Saving a Spoiled Broth (The Bastard 3)

Only one name finds its way onto the cover of the book, but as the title suggests, The Bastard is the child of more than one creator. Yashmilye’s hero (or alter ego) Ivan Grilenko admits as much in the introduction: ‘My letters have always contained stories. Correspondents have not always cared for this habit, a rule to which there have been three main exceptions, all female, all of whom have taken my weakness for telling stories and thrown it back in my face, with pleasing results. This novel is one result: a collaborative story, constructed through letters’.

One word at least will have set a few alarm bells ringing. That word is collaborative. For the bastard book-child of several parents seldom promises beauty. History has taught us that stories with many parents (excepting folk tales, carried across generations and softened like pebbles by the raging seas of sense) are, more often than not, a poor bunch. Get a group of friends together to forge a story and, fun as it may be, the tale that is conceived will probably be a formless compromise; a cacophony of divergent styles and ideas, a crude and careless mish-mash.

Think, for instance, of the infamous Obo Urlach project (reviewed, in a fashion, here). Fourteen talented writers came together to produce what was, by all accounts, one of the worst novels ever written. It was so bad, indeed, that the vast majority of the copies were destroyed (usually by the authors involved). I doubted for some time that the book even existed. Ironically, it was the reluctance of so many of those involved to mention it that lead me to believe it did.

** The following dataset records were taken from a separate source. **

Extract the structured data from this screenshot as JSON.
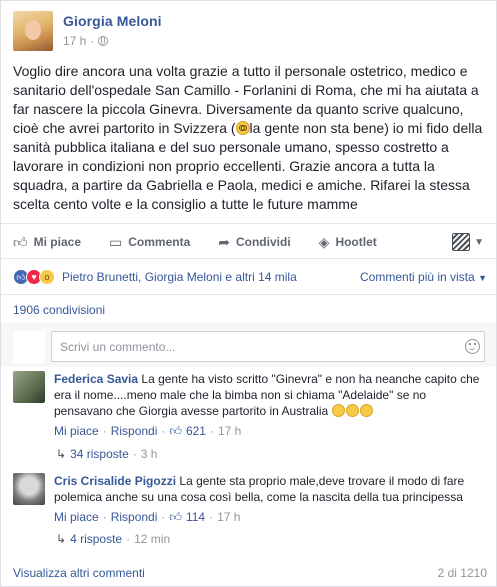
{
  "post": {
    "author": "Giorgia Meloni",
    "time": "17 h",
    "text_before": "Voglio dire ancora una volta grazie a tutto il personale ostetrico, medico e sanitario dell'ospedale San Camillo - Forlanini di Roma, che mi ha aiutata a far nascere la piccola Ginevra. Diversamente da quanto scrive qualcuno, cioè che avrei partorito in Svizzera (",
    "text_after": "la gente non sta bene) io mi fido della sanità pubblica italiana e del suo personale umano, spesso costretto a lavorare in condizioni non proprio eccellenti. Grazie ancora a tutta la squadra, a partire da Gabriella e Paola, medici e amiche. Rifarei la stessa scelta cento volte e la consiglio a tutte le future mamme"
  },
  "actions": {
    "like": "Mi piace",
    "comment": "Commenta",
    "share": "Condividi",
    "hootlet": "Hootlet"
  },
  "reactions": {
    "names": "Pietro Brunetti, Giorgia Meloni e altri 14 mila",
    "order": "Commenti più in vista"
  },
  "shares": "1906 condivisioni",
  "comment_input": {
    "placeholder": "Scrivi un commento..."
  },
  "comments": [
    {
      "name": "Federica Savia",
      "text": "La gente ha visto scritto \"Ginevra\" e non ha neanche capito che era il nome....meno male che la bimba non si chiama \"Adelaide\" se no pensavano che Giorgia avesse partorito in Australia",
      "like": "Mi piace",
      "reply": "Rispondi",
      "likes": "621",
      "time": "17 h",
      "replies": "34 risposte",
      "replies_time": "3 h"
    },
    {
      "name": "Cris Crisalide Pigozzi",
      "text": "La gente sta proprio male,deve trovare il modo di fare polemica anche su una cosa così bella, come la nascita della tua principessa",
      "like": "Mi piace",
      "reply": "Rispondi",
      "likes": "114",
      "time": "17 h",
      "replies": "4 risposte",
      "replies_time": "12 min"
    }
  ],
  "footer": {
    "more": "Visualizza altri commenti",
    "count": "2 di 1210"
  },
  "colors": {
    "link": "#365899",
    "like_reaction": "#4267b2",
    "love_reaction": "#f0284a",
    "wow_reaction": "#f7c948"
  }
}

The Obo Urlach book was a deformed bastard; the difference between it and Yashmilye’s novel is that the latter is fully aware of its bastard status (proved, resoundingly, by its title). Not only aware, indeed, but willing to draw the reader’s attention to it. Collaboration is the subject of the novel, not its shameful weakness. What happens when a story suffers under the hands of several writers (and Yashmilye is quite aware that most stories, his own included, do suffer under these circumstances) – that is the real story of The Bastard.

So how does Yashmilye manage to present his readers with a cruel compromise of a story without losing them? Being aware of the flaws doesn’t make the flaws go away, after all. But drawing yet another story out of them does help one understand them anew, viewing them from a fresh perspective. And this is what Yashmilye does: adding to his letters a commentary, in the shape of footnotes, which glues together the chaos of the collaboration, giving the novel a new and moving shape.

All of which begs the question – would explanatory footnotes have rendered Obo Urlach’s Fires of Wilmeldestran readable?